Oleh karena itu, barangsiapa mengikuti jalan-Nya dan mengikuti petunjuk rasul-rasul-Nya, maka dia akan mendapatkan kemuliaan, kemenangan, dan kebahagiaan. Sebaliknya, barangsiapa tidak mau mengikuti jalan yang lurus, maka dia akan tertimpa hal-hal yang tidak disukainya, seperti dibunuh atau dijadikan budak. Tujuannya adalah untuk menegakkan keadilan, mewujudkan keamanan dan perdamaian, serta melindungi nyawa, harga diri, dan harta.
Karena itulah jihad disyariatkan yang bertujuan untuk menghentikan tangan-tangan jahil, memberantas para penjahat, dan membersihkan bumi dari orang-orang zalim. Jika salah seorang di antara mereka ada yang ditawan kaum Muslimin, maka imam (pemimpin kaum Muslimin) boleh memilih antara membunuhnya, jika dia sangat jahat dan tidak menunjukkan tanda-tanda kebaikan, atau mengampuninya atau menerima fidyah darinya, jika dia menunjukkan itikad baik dan mudah diarahkan pada kebaikan.

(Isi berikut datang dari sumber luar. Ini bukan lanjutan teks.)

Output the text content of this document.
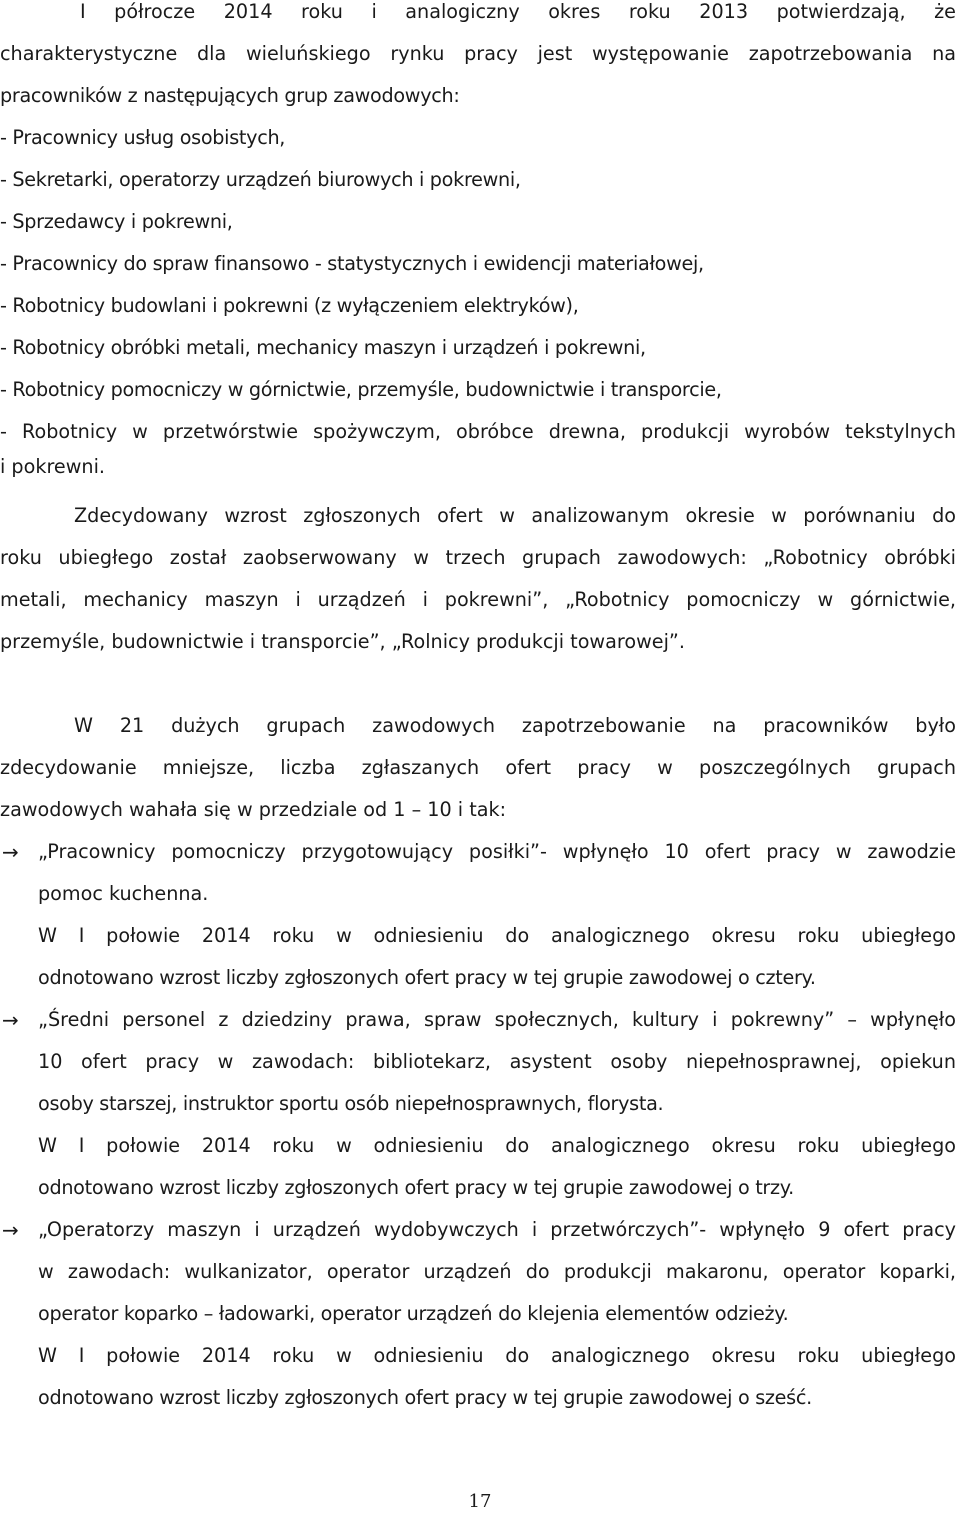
I półrocze 2014 roku i analogiczny okres roku 2013 potwierdzają, że
charakterystyczne dla wieluńskiego rynku pracy jest występowanie zapotrzebowania na
pracowników z następujących grup zawodowych:
- Pracownicy usług osobistych,
- Sekretarki, operatorzy urządzeń biurowych i pokrewni,
- Sprzedawcy i pokrewni,
- Pracownicy do spraw finansowo - statystycznych i ewidencji materiałowej,
- Robotnicy budowlani i pokrewni (z wyłączeniem elektryków),
- Robotnicy obróbki metali, mechanicy maszyn i urządzeń i pokrewni,
- Robotnicy pomocniczy w górnictwie, przemyśle, budownictwie i transporcie,
- Robotnicy w przetwórstwie spożywczym, obróbce drewna, produkcji wyrobów tekstylnych
i pokrewni.
Zdecydowany wzrost zgłoszonych ofert w analizowanym okresie w porównaniu do
roku ubiegłego został zaobserwowany w trzech grupach zawodowych: „Robotnicy obróbki
metali, mechanicy maszyn i urządzeń i pokrewni”, „Robotnicy pomocniczy w górnictwie,
przemyśle, budownictwie i transporcie”, „Rolnicy produkcji towarowej”.
W 21 dużych grupach zawodowych zapotrzebowanie na pracowników było
zdecydowanie mniejsze, liczba zgłaszanych ofert pracy w poszczególnych grupach
zawodowych wahała się w przedziale od 1 – 10 i tak:
→ „Pracownicy pomocniczy przygotowujący posiłki”- wpłynęło 10 ofert pracy w zawodzie
pomoc kuchenna.
W I połowie 2014 roku w odniesieniu do analogicznego okresu roku ubiegłego
odnotowano wzrost liczby zgłoszonych ofert pracy w tej grupie zawodowej o cztery.
→ „Średni personel z dziedziny prawa, spraw społecznych, kultury i pokrewny” – wpłynęło
10 ofert pracy w zawodach: bibliotekarz, asystent osoby niepełnosprawnej, opiekun
osoby starszej, instruktor sportu osób niepełnosprawnych, florysta.
W I połowie 2014 roku w odniesieniu do analogicznego okresu roku ubiegłego
odnotowano wzrost liczby zgłoszonych ofert pracy w tej grupie zawodowej o trzy.
→ „Operatorzy maszyn i urządzeń wydobywczych i przetwórczych”- wpłynęło 9 ofert pracy
w zawodach: wulkanizator, operator urządzeń do produkcji makaronu, operator koparki,
operator koparko – ładowarki, operator urządzeń do klejenia elementów odzieży.
W I połowie 2014 roku w odniesieniu do analogicznego okresu roku ubiegłego
odnotowano wzrost liczby zgłoszonych ofert pracy w tej grupie zawodowej o sześć.
17
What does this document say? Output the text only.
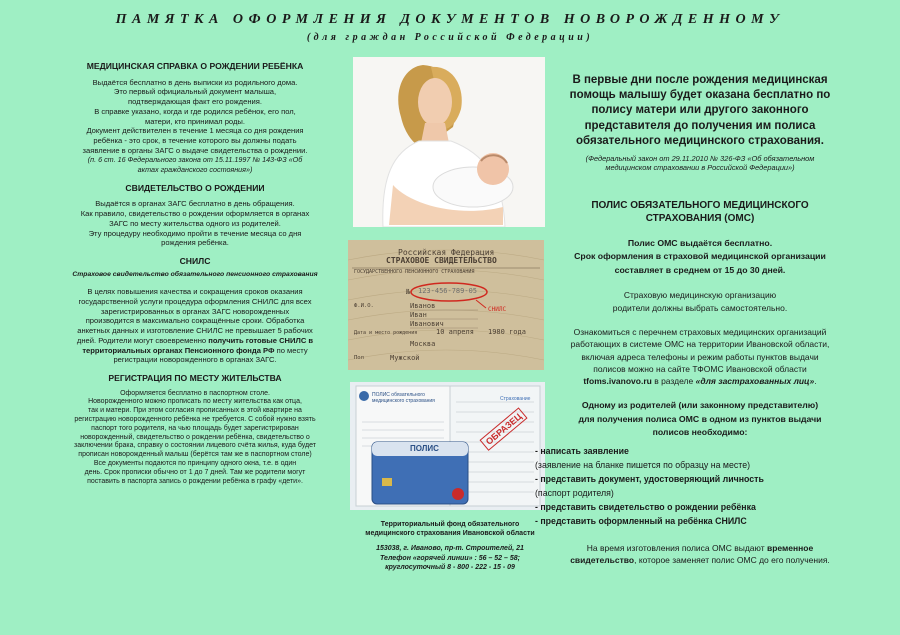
ПАМЯТКА ОФОРМЛЕНИЯ ДОКУМЕНТОВ НОВОРОЖДЕННОМУ
(для граждан Российской Федерации)
МЕДИЦИНСКАЯ СПРАВКА О РОЖДЕНИИ РЕБЁНКА
Выдаётся бесплатно в день выписки из родильного дома.
Это первый официальный документ малыша,
подтверждающая факт его рождения.
В справке указано, когда и где родился ребёнок, его пол,
матери, кто принимал роды.
Документ действителен в течение 1 месяца со дня рождения
ребёнка - это срок, в течение которого вы должны подать
заявление в органы ЗАГС о выдаче свидетельства о рождении.
(п. 6 ст. 16 Федерального закона от 15.11.1997 № 143-ФЗ «Об
актах гражданского состояния»)
СВИДЕТЕЛЬСТВО О РОЖДЕНИИ
Выдаётся в органах ЗАГС бесплатно в день обращения.
Как правило, свидетельство о рождении оформляется в органах
ЗАГС по месту жительства одного из родителей.
Эту процедуру необходимо пройти в течение месяца со дня
рождения ребёнка.
СНИЛС
Страховое свидетельство обязательного пенсионного страхования
В целях повышения качества и сокращения сроков оказания
государственной услуги процедура оформления СНИЛС для всех
зарегистрированных в органах ЗАГС новорожденных
производится в максимально сокращённые сроки. Обработка
анкетных данных и изготовление СНИЛС не превышает 5 рабочих
дней. Родители могут своевременно получить готовые СНИЛС в
территориальных органах Пенсионного фонда РФ по месту
регистрации новорожденного в органах ЗАГС.
РЕГИСТРАЦИЯ ПО МЕСТУ ЖИТЕЛЬСТВА
Оформляется бесплатно в паспортном столе.
Новорожденного можно прописать по месту жительства как отца,
так и матери. При этом согласия прописанных в этой квартире на
регистрацию новорожденного ребёнка не требуется. С собой нужно взять
паспорт того родителя, на чью площадь будет зарегистрирован
новорожденный, свидетельство о рождении ребёнка, свидетельство о
заключении брака, справку о состоянии лицевого счёта жилья, куда будет
прописан новорожденный малыш (берётся там же в паспортном столе)
Все документы подаются по принципу одного окна, т.е. в один
день. Срок прописки обычно от 1 до 7 дней. Там же родители могут
поставить в паспорта запись о рождении ребёнка в графу «дети».
Российская Федерация
СТРАХОВОЕ СВИДЕТЕЛЬСТВО
ГОСУДАРСТВЕННОГО ПЕНСИОННОГО СТРАХОВАНИЯ
№ 123-456-789-05
СНИЛС
Ф.И.О.	Иванов
Иван
Иванович
Дата и место рождения	10 апреля 1980 года
Москва
Пол	Мужской
ПОЛИС обязательного медицинского страхования
ПОЛИС
ОБРАЗЕЦ
Страхование
Территориальный фонд обязательного
медицинского страхования Ивановской области
153038, г. Иваново, пр-т. Строителей, 21
Телефон «горячей линии» : 56 – 52 – 58;
круглосуточный 8 - 800 - 222 - 15 - 09
В первые дни после рождения медицинская
помощь малышу будет оказана бесплатно по
полису матери или другого законного
представителя до получения им полиса
обязательного медицинского страхования.
(Федеральный закон от 29.11.2010 № 326-ФЗ «Об обязательном
медицинском страховании в Российской Федерации»)
ПОЛИС ОБЯЗАТЕЛЬНОГО МЕДИЦИНСКОГО
СТРАХОВАНИЯ (ОМС)
Полис ОМС выдаётся бесплатно.
Срок оформления в страховой медицинской организации
составляет в среднем от 15 до 30 дней.
Страховую медицинскую организацию
родители должны выбрать самостоятельно.
Ознакомиться с перечнем страховых медицинских организаций
работающих в системе ОМС на территории Ивановской области,
включая адреса телефоны и режим работы пунктов выдачи
полисов можно на сайте ТФОМС Ивановской области
tfoms.ivanovo.ru в разделе «для застрахованных лиц».
Одному из родителей (или законному представителю)
для получения полиса ОМС в одном из пунктов выдачи
полисов необходимо:
- написать заявление
(заявление на бланке пишется по образцу на месте)
- представить документ, удостоверяющий личность
(паспорт родителя)
- представить свидетельство о рождении ребёнка
- представить оформленный на ребёнка СНИЛС
На время изготовления полиса ОМС выдают временное
свидетельство, которое заменяет полис ОМС до его получения.
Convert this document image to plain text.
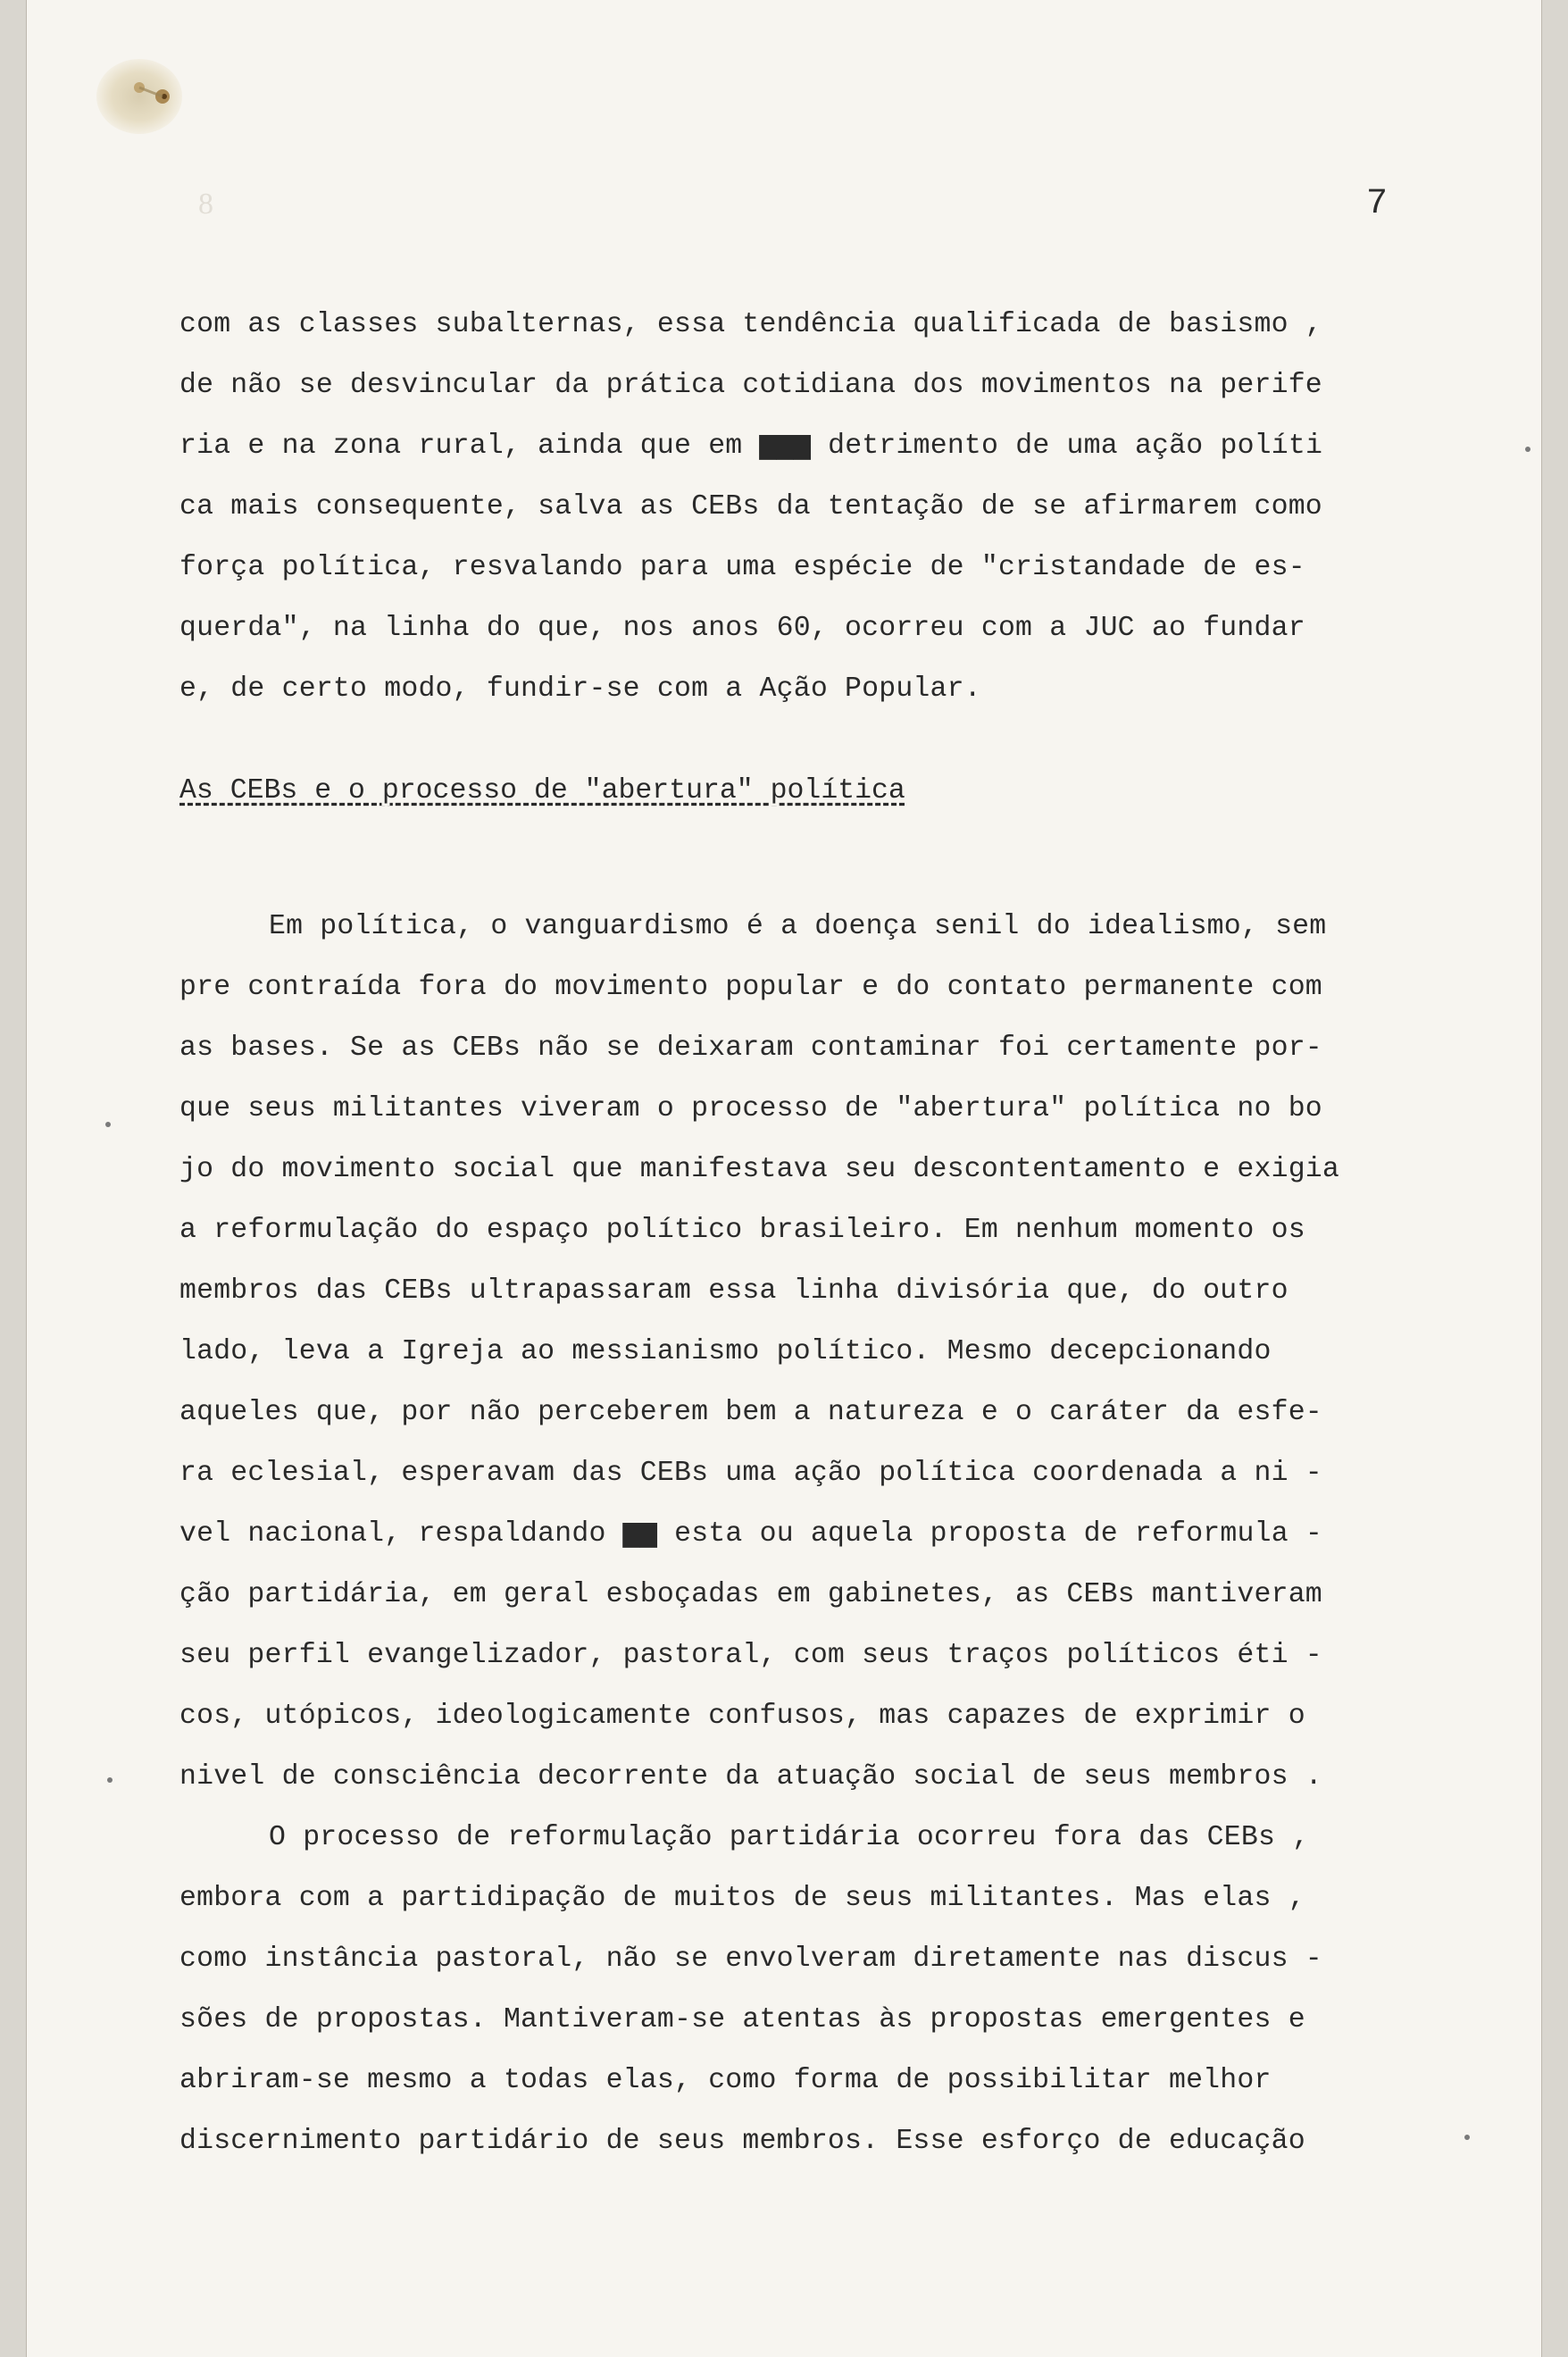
8	7
com as classes subalternas, essa tendência qualificada de basismo ,
de não se desvincular da prática cotidiana dos movimentos na perife
ria e na zona rural, ainda que em ▆▆▆ detrimento de uma ação políti
ca mais consequente, salva as CEBs da tentação de se afirmarem como
força política, resvalando para uma espécie de "cristandade de es-
querda", na linha do que, nos anos 60, ocorreu com a JUC ao fundar
e, de certo modo, fundir-se com a Ação Popular.
As CEBs e o processo de "abertura" política
Em política, o vanguardismo é a doença senil do idealismo, sem
pre contraída fora do movimento popular e do contato permanente com
as bases. Se as CEBs não se deixaram contaminar foi certamente por-
que seus militantes viveram o processo de "abertura" política no bo
jo do movimento social que manifestava seu descontentamento e exigia
a reformulação do espaço político brasileiro. Em nenhum momento os
membros das CEBs ultrapassaram essa linha divisória que, do outro
lado, leva a Igreja ao messianismo político. Mesmo decepcionando
aqueles que, por não perceberem bem a natureza e o caráter da esfe-
ra eclesial, esperavam das CEBs uma ação política coordenada a ni -
vel nacional, respaldando ▆▆ esta ou aquela proposta de reformula -
ção partidária, em geral esboçadas em gabinetes, as CEBs mantiveram
seu perfil evangelizador, pastoral, com seus traços políticos éti -
cos, utópicos, ideologicamente confusos, mas capazes de exprimir o
nivel de consciência decorrente da atuação social de seus membros .
O processo de reformulação partidária ocorreu fora das CEBs ,
embora com a partidipação de muitos de seus militantes. Mas elas ,
como instância pastoral, não se envolveram diretamente nas discus -
sões de propostas. Mantiveram-se atentas às propostas emergentes e
abriram-se mesmo a todas elas, como forma de possibilitar melhor
discernimento partidário de seus membros. Esse esforço de educação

Atau menawannya, jika keberadaannya di antara kaum Muslimin dapat memperbaiki jiwanya, meluruskan kesalahannya, serta akan menambah pengetahuannya tentang pintu-pintu hidayah dan petunjuk, meyakininya, dan tunduk kepadanya; lantaran hal-hal yang dilihatnya, seperti keadilan kaum Muslimin, baiknya perlakuan mereka, serta bagusnya interaksi mereka terhadapnya.
Serta lantaran teks-teks syariat yang didengarnya, yang berkaitan dengan hukum-hukum Islam dan etika-etikanya, sehingga mata hatinya terbuka untuk Islam, dan Allah menjadikannya sebagai orang yang mencintai keimanan, membenci kekafiran, kefasikan, dan kedurhakaan.
Dengan demikian, dia dapat memulai kehidupan baru dengan kaum Muslimin, yang akhirnya akan menjadi jalan baginya untuk mendapatkan kebebasan dengan jalan “mukatabah” (menebus diri). Hal itu sebagaimana disebutkan dalam firman Allah Ta’ala,
“Dan orang-orang yang tidak mampu kawin hendaklah menjaga kesucian (diri)nya, sehingga Allah memampukan mereka dengan karunia-Nya. Dan budak-budak yang kalian miliki yang menginginkan perjanjian, hendaklah kalian buat perjanjian dengan mereka, jika kalian mengetahui ada kebaikan pada mereka, dan berikanlah kepada mereka sebagian dari harta Allah yang dikaruniakan-Nya kepada kalian.” (QS. An Nuur: 33)
Atau dengan jalan dimerdekakan untuk membayar kifarat sumpah, zihar, nazar, dan sebagainya. Atau dengan jalan dimerdekakan untuk mendapatkan rida Allah, mengharapkan pahala dari-Nya pada hari kiamat, atau dimerdekakan dengan jalan yang lain.
Dari sini diketahui bahwa budak hanya dapat diambil dengan cara menawan musuh dalam jihad melawan kaum kafir yang bertujuan untuk memperbaiki orang yang ditawan dengan cara mengasingkan dia dari lingkungan jahat. Lalu mereka diberi kesempatan untuk hidup di lingkungan kaum Muslimin, yang akan menunjukkan mereka pada kebaikan, menyelamatkan mereka dari cengkeraman kejahatan, serta menyucikan mereka dari noda kekafiran dan kesesatan.
Kemudian menjadikan mereka sebagai orang yang berhak menikmati kehidupan yang bebas, di mana dia dapat menikmati kedamaian dan ketentraman. Jadi, perbudakan dalam hukum Islam ibarat mesin cuci atau kamar mandi, tempat di mana para budak dapat masuk melalui salah satu pintunya untuk membasuh kotoran yang menempel pada tubuh mereka, lalu mereka keluar dari pintu yang lain dalam keadaan suci, bersih, dan bebas dari penyakit.
Wabillahittaufiq, wa Shallallahu ‘ala Nabiyyina Muhammad wa ‘ala Alihi wa Shahbihi wa Sallam.